In den letzten Wochen hatte ich die Gelegenheit, die in Magdeburg lebende Familie Haji kennenzulernen. Sie lebte in der Gemeinschaftsunterkunft in der Grusonstraße in Magdeburg. Sie war seit Langem auf der Suche nach Hilfe. Frau Haji, die Mutter der Familie, ist psychisch krank. Es sind verschiedene psychische Belastungen diagnostiziert worden, es ist dringender psychotherapeutischer Behandlungsbedarf festgestellt worden. Familie Haji hatte das Glück, hier Freunde und Unterstützerinnen zu finden, die ihnen bei den unzähligen Gängen zu Behörden, Ämtern und Ärzten halfen, und die versuchten, Behandlungsmöglichkeiten, Therapieplätze und Beratung zu finden, und die versuchten, die Öffentlichkeit auf diesen Fall aufmerksam zu machen.
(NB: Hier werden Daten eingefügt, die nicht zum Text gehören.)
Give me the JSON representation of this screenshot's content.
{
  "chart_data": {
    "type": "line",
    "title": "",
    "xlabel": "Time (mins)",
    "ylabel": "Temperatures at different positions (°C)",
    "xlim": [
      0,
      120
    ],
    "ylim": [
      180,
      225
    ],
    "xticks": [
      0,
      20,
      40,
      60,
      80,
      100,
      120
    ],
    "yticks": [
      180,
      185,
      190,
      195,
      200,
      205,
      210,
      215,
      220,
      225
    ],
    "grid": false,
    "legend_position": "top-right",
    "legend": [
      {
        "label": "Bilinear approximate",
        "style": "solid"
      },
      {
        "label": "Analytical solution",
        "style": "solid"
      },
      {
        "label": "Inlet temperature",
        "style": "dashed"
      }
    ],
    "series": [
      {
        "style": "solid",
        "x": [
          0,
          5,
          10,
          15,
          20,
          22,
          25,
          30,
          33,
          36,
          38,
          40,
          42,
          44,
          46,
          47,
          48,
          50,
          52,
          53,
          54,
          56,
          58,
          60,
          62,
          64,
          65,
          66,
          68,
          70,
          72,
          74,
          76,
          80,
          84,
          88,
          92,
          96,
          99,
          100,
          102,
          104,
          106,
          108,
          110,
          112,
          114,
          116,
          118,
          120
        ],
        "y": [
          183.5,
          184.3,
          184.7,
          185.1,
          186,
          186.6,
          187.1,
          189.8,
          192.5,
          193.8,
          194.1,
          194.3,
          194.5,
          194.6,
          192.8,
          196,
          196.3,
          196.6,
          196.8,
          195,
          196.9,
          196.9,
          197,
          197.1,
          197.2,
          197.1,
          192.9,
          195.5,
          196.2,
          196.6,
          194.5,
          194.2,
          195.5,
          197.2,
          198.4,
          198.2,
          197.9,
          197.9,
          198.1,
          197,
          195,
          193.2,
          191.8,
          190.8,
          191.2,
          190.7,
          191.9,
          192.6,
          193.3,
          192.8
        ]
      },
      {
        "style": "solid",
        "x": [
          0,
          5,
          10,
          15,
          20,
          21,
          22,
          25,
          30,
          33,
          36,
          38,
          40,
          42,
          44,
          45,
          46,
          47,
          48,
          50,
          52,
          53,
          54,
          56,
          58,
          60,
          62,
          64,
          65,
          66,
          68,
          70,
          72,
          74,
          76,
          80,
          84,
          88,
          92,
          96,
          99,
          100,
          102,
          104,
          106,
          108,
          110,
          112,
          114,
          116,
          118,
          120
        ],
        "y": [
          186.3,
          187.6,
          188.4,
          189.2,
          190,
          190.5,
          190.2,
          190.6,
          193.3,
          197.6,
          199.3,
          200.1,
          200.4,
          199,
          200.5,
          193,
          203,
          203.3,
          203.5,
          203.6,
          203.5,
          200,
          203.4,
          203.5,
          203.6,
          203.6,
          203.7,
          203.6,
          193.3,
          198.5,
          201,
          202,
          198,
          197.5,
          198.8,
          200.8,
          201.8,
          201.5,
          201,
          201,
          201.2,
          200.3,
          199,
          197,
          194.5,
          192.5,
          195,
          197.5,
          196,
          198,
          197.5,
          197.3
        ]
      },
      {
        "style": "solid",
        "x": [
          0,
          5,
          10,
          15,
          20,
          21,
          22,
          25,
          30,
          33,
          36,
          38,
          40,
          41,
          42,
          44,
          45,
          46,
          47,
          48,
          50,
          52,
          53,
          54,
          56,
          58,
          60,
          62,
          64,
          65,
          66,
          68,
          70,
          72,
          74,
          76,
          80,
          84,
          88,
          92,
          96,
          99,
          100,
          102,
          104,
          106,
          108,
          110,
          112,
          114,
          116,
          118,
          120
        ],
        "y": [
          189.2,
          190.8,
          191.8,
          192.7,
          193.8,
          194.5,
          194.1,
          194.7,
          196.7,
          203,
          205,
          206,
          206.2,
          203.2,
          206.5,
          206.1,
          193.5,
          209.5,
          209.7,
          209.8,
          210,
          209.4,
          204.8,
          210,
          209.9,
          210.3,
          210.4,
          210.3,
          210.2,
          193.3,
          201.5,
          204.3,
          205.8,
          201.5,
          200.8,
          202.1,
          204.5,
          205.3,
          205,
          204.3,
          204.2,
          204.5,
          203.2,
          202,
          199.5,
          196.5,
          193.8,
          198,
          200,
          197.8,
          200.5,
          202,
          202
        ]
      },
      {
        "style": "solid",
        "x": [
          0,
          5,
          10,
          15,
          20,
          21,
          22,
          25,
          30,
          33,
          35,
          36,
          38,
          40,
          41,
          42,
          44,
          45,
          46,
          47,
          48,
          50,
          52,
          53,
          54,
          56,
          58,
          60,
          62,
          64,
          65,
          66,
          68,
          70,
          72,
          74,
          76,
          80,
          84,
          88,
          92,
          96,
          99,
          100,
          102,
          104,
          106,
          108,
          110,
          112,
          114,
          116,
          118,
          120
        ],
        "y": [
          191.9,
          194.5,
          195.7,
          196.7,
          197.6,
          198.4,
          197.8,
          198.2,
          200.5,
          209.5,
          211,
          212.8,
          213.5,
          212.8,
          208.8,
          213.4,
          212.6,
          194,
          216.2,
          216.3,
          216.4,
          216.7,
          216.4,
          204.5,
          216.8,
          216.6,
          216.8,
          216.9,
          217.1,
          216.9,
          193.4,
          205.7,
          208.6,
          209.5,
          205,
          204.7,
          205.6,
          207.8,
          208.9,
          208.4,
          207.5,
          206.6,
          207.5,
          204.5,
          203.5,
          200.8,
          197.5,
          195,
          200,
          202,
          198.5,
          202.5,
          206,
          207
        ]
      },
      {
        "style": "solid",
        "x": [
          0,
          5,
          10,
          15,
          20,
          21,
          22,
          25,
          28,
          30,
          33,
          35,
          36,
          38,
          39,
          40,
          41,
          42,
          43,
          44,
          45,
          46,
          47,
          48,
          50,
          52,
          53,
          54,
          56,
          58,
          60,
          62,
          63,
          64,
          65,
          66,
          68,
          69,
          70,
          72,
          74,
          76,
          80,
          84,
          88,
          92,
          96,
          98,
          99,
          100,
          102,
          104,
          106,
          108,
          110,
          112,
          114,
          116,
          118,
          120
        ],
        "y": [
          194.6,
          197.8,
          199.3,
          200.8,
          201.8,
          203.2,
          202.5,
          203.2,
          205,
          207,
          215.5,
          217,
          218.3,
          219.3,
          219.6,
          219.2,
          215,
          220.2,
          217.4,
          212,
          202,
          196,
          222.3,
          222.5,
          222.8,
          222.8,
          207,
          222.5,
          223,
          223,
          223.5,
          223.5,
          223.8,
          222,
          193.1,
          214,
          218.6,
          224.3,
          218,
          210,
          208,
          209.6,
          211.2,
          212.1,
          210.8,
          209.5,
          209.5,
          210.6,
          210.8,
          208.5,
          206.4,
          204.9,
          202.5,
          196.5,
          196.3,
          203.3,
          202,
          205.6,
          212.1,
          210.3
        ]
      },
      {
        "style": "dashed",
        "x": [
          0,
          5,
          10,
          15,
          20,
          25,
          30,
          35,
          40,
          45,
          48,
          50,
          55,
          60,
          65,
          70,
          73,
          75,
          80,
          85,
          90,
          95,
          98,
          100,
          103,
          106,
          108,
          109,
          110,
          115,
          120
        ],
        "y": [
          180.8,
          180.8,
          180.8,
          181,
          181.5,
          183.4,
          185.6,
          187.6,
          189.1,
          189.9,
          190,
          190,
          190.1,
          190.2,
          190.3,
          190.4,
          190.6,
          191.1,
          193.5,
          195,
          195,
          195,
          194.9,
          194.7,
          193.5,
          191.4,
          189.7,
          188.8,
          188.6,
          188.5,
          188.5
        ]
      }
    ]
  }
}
Familie Haji ist vor dem Bürgerkrieg in Libyen geflohen. Sie hat es geschafft, Europa über Italien zu erreichen, ein Versuch, bei dem tausende Menschen ihr Leben verlieren. Sie ist dann weiter nach Deutschland gereist und Anfang 2013 nach Magdeburg gekommen.

Da die Familie die EU über Italien betreten hat, ist gemäß der Dublin-Verordnung Italien für die Durchführung des Asylverfahrens zuständig. Wenn kein triftiger Grund entgegensteht, sieht die Dublin-Verordnung eine Rücküberstellung nach Italien vor. Die Odyssee der Familie Haji war lang. Immer wieder gab es Hoffnungsschimmer. Immer wieder wurden diese Hoffnungen durch das Handeln der Behörden hier in Magdeburg zerschlagen. Die Familie fand einen Arzt, der einen Therapieplatz zur Verfügung gestellt hätte. Die Behörden fanden, eine medikamentöse Behandlung reiche aus. Sie haben sich an den Innenminister und an den Ministerpräsidenten gewandt - diese fühlten sich nicht zuständig. Trotz des diagnostizierten Behandlungsbedarfs der Mutter wurde entschieden, dass sie reisefähig sei. Sie brauche lediglich Medikamente zu nehmen und solle von einem Sanitäter begleitet werden.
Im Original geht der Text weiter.